Y después de Bizancio, con Norwich descubrí Venecia. Su monumental Historia de Venecia compila 1400 años de la Serenísima República, en una relación de amor y odio siempre vinculada a Bizancio, cometiendo parricidio con la destrucción de Constantinopla en 1204. La Serenísima se envolvió en su propia bruma de poder, con la insomne vigilancia del Consejo de los Diez, con los Tres Inquisidores, y con el dogo, príncipe de la Serenísima, encerrado en su cárcel de mármoles y oro que era y es el palacio ducal. La Serenísima estableció una eficaz red de embajadas con actividad comercial y de espionaje y fue capaz de enfrentarse a Francia, al todopoderoso Imperio Español, a Austria, a Inglaterra; y en todas las conspiraciones en Europa siempre se veía la sombra de Venecia. Después del descubrimiento de América y de la ruta de la Indias por oriente, se enfrentó a su propia decadencia, que tan bien describió Giacomo Casanova en sus memorias de rosas, vino, aventuras y carnavales, hasta sucumbir como república a finales del siglo XVIII. Norwich viajó a Venecia más de 200 veces a lo largo de su vida y durante muchos años fue presidente de la fundación Venecia en Peligro, donde advertía que, más que las mareas, era el turismo masivo el que ponía en peligro el legado de la ciudad. La propia ciudad se muestra en sus libros como un ente vivo, el Palacio Ducal arde y se reconstruye numerosas veces, la riqueza de las especias y de la sal alzan sobre el barro de la laguna la Iglesia de San Marcos, el Campanille, Santa María della Salute, el Gran Canal con sus góndolas inolvidables, los palacios rodeados de agua y el Puente de Rialto. Allí se instaló Aldo Manucio con una imprenta en el s.XV, fue el primer editor empresario de Europa, y Venecia se convirtió en la potencia editorial del continente. Pero los libros difunden ideas, y las ideas son peligrosas, deben ser controladas. El temible Consejo de los Diez ejercía su tiranía con todo su poder, controlándolo todo, juzgándolo todo, y nadie estaba a salvo de su espionaje, ni siquiera el dogo.

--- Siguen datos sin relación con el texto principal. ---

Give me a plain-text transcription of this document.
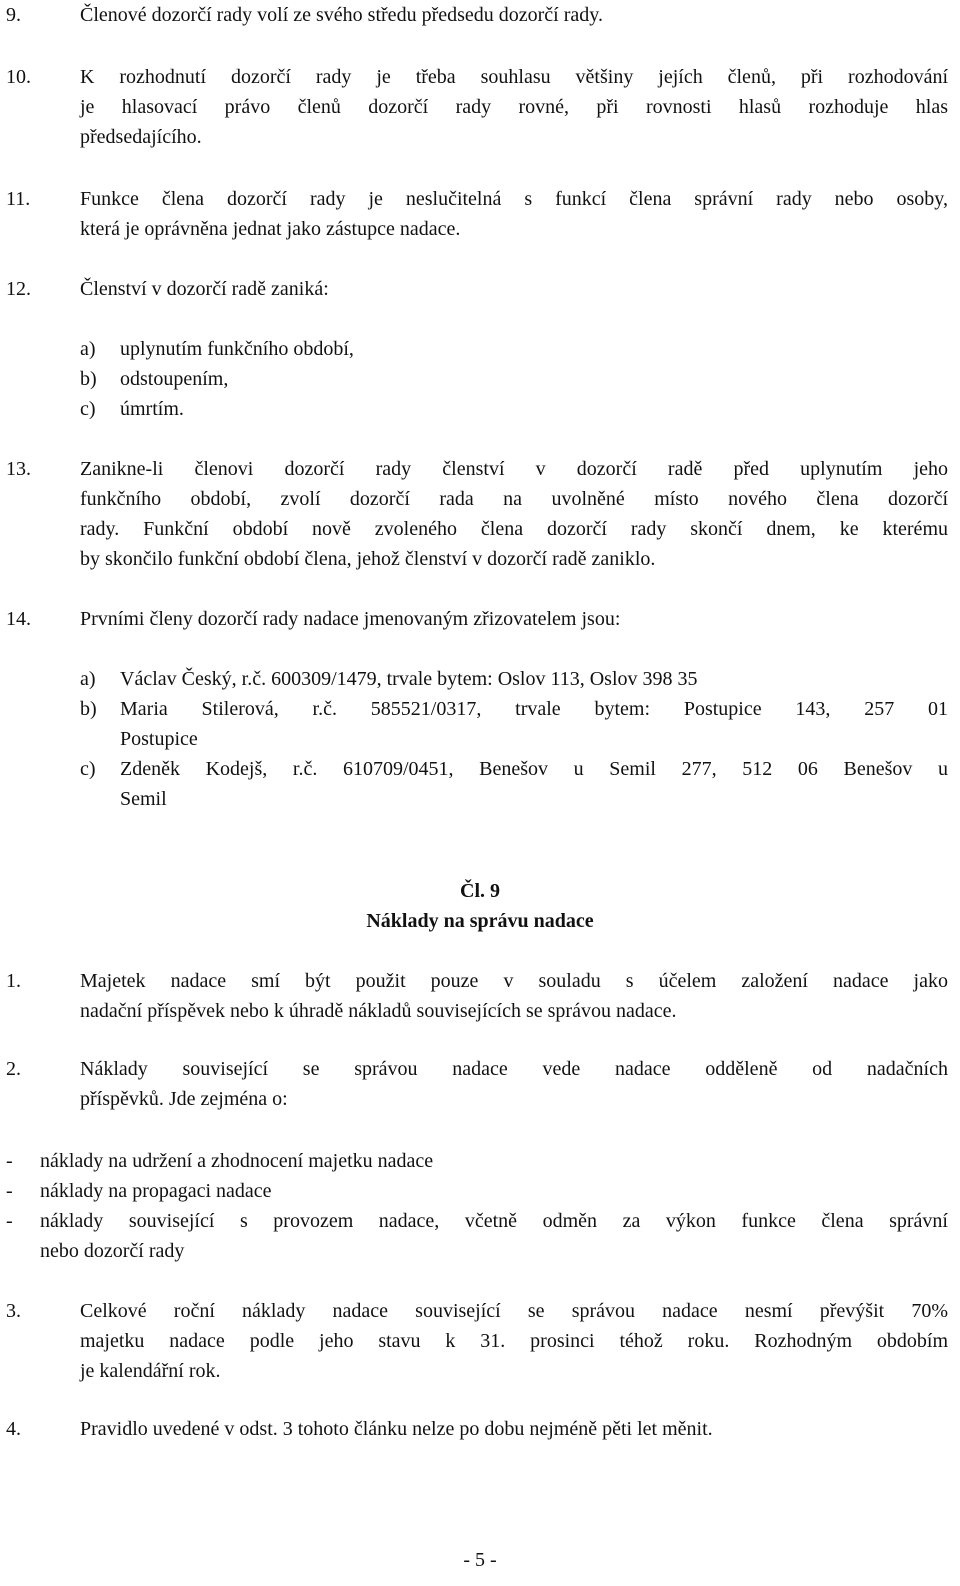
9.	Členové dozorčí rady volí ze svého středu předsedu dozorčí rady.
10. K rozhodnutí dozorčí rady je třeba souhlasu většiny jejích členů, při rozhodování
je hlasovací právo členů dozorčí rady rovné, při rovnosti hlasů rozhoduje hlas
předsedajícího.
11. Funkce člena dozorčí rady je neslučitelná s funkcí člena správní rady nebo osoby,
která je oprávněna jednat jako zástupce nadace.
12. Členství v dozorčí radě zaniká:
a) uplynutím funkčního období,
b) odstoupením,
c) úmrtím.
13. Zanikne-li členovi dozorčí rady členství v dozorčí radě před uplynutím jeho
funkčního období, zvolí dozorčí rada na uvolněné místo nového člena dozorčí
rady. Funkční období nově zvoleného člena dozorčí rady skončí dnem, ke kterému
by skončilo funkční období člena, jehož členství v dozorčí radě zaniklo.
14. Prvními členy dozorčí rady nadace jmenovaným zřizovatelem jsou:
a) Václav Český, r.č. 600309/1479, trvale bytem: Oslov 113, Oslov 398 35
b) Maria Stilerová, r.č. 585521/0317, trvale bytem: Postupice 143, 257 01
Postupice
c) Zdeněk Kodejš, r.č. 610709/0451, Benešov u Semil 277, 512 06 Benešov u
Semil
Čl. 9
Náklady na správu nadace
1.	Majetek nadace smí být použit pouze v souladu s účelem založení nadace jako
nadační příspěvek nebo k úhradě nákladů souvisejících se správou nadace.
2.	Náklady související se správou nadace vede nadace odděleně od nadačních
příspěvků. Jde zejména o:
- náklady na udržení a zhodnocení majetku nadace
- náklady na propagaci nadace
- náklady související s provozem nadace, včetně odměn za výkon funkce člena správní
nebo dozorčí rady
3.	Celkové roční náklady nadace související se správou nadace nesmí převýšit 70%
majetku nadace podle jeho stavu k 31. prosinci téhož roku. Rozhodným obdobím
je kalendářní rok.
4.	Pravidlo uvedené v odst. 3 tohoto článku nelze po dobu nejméně pěti let měnit.
- 5 -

Dejo atrás otros libros, como la historia de Sicilia bajo el dominio normando, la enorme historia de dos mil años del papado de la iglesia católica, o la historia de los cuatro príncipes (Enrique VIII de Inglaterra, Francisco I de Francia, Carlos V de Alemania y I de España y Solimán el Magnífico) que nacieron en el curso de una década y dejaron una profunda huella en la historia de sus reinos. No podrían haber sido más distintos entre sí, pero, juntos, dominaron el mundo. En todos sus libros, la erudición queda camuflada en su estilo ameno y rápido. Tuvo tiempo para más, para ser un exitoso presentador de un concurso de televisión en la BBC, para ser guionista y presentador de más de 30 documentales sobre historia; o para ser un apasionado por la arquitectura y por la ópera, que  disfrutaba enormemente.

El bardo se ha marchado, pero no olvidaremos sus canciones, ni su nombre. Descanse en paz, Lord Norwich.

*Las negritas son del bloguero, no del autor del texto.